Onun için, otizmli çocuklarla ilgili, yaşlı bakımevlerinde olduğu gibi... Sosyal yardımlar eve giren kişi başı gelir seviyesine göre verilmektedir. Engelli bireyler ve otistik bireyler için verilecek olan yardımlar, engelli birey için şahsa özel verilmelidir. Buradaki gelir seviyesine göre yapılan uygulama yanlıştır. "Kardeşi çalışıyor, annesi babası çalışıyor." gibi kriterlerden dolayı otistik ve engelli insanlarımıza yapılan yardımlar kesilmektedir ve aileler de bundan büyük bir rahatsızlık duymaktadırlar. Bu sosyal yardımların, mutlaka her engelli bireye kişi başına verilmesi gerekmektedir.

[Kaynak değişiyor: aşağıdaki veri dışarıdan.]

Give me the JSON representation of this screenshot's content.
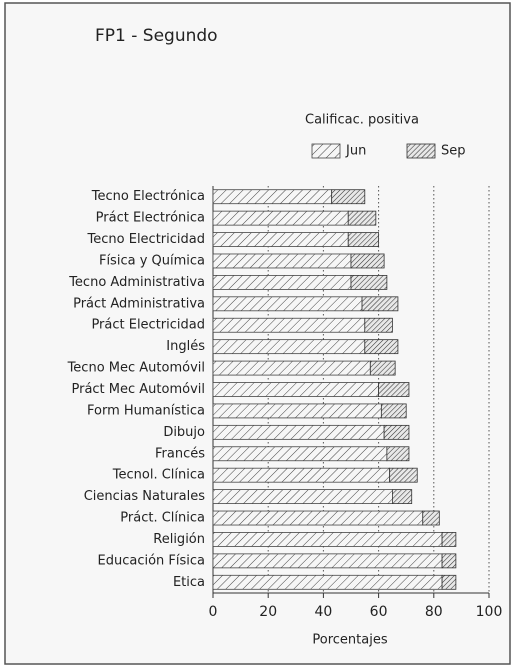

Ayrıca, bugün, bir diğer önemli konu da vatandaşlarımızdan bizlere aktarılan renk körlüğüyle alakalı sorunlardır. Özellikle polis okulu, askerî okul ve devletin birçok memurluk sınavlarında, renk körü çıkan insanlar sınavlardan elenmektedir. Ben de 1987 yılında askerî okul sınavlarında renk körlüğü sebebiyle elenmiş bir Türkiye Cumhuriyeti vatandaşıyım. O güne kadar ben de renk körü olduğumu bilmiyordum, sınav anında öğrendim renk körü olduğumu. Bugün de -yüzlerce, binlerce insan- aslında hiçbir engel olmamasına rağmen, normal yaşantılarının hiçbir şeklini değiştirmemesine rağmen polis okullarında, astsubay okullarında ve askerî okullarda renk körleri devlet kadrolarına alınmamaktadır. Bu yanlışlığın bir an önce düzeltilerek...

(Mikrofon otomatik cihaz tarafından kapatıldı)

BAKİ ŞİMŞEK (Devamla) - ...renk körlüğünün bir engel olmaktan çıkartılıp renk körlerinin de devlet kadrolarında çalışabilmesinin önü açılmalıdır.

İSMAİL TAMER (Kayseri) - Renk körüne "diskromatopsi" denir ama yani onun bölümleri var. Hangisi acaba, o önemli.

BAKİ ŞİMŞEK (Devamla) - Yani ben normal renkleri görüyorum, kitapçıktaki bazı renkleri okuyamıyorum. Tamamını eliyorlar.